There is another way of seeing this. Let $I$ be the ideal generated by $(x-k)^2$. This ideal consists of all polynomials that have a root $k$ with multiplicity $2$, another way of saying that the are tangent to the $x$-axis at the point $x = k$.Any representative of a coset of $I$ has an identical tangent line at the point $x = k$.

Answer 3

Here's an intuitive non-calculus based answer.

• First after the division we have $ f(x) = (x-k)^2Q(x) + R(x)$ where R(x) is a linear equation. So at x = r, the quotient term zeroes out and f(k) = R(k).

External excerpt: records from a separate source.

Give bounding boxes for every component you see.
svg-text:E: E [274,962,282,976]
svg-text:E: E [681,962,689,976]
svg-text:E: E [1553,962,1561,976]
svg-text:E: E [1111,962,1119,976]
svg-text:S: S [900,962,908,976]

In other words there is an intersection between the curve and line.
• If the line R(x) is tangent at that intersection then f(x) - R(x) must be either negative or positive for a small delta around x and on both sides. If its a regular intersection then the difference will change signs on the left and right.
• Because we chose to divide by $ (x-k)^2$ after adjusting by a small delta $ (x - k \pm \Delta)^2 >= 0$. As long as k is not a root of Q(x) its zeros are far enough away from the delta we chose that the delta won't cross them and its sign cannot shift either. So the necessary condition is met for tangency.

Note: the procedure breaks down when Q(x) does have additional roots of k but then R(x) = 0.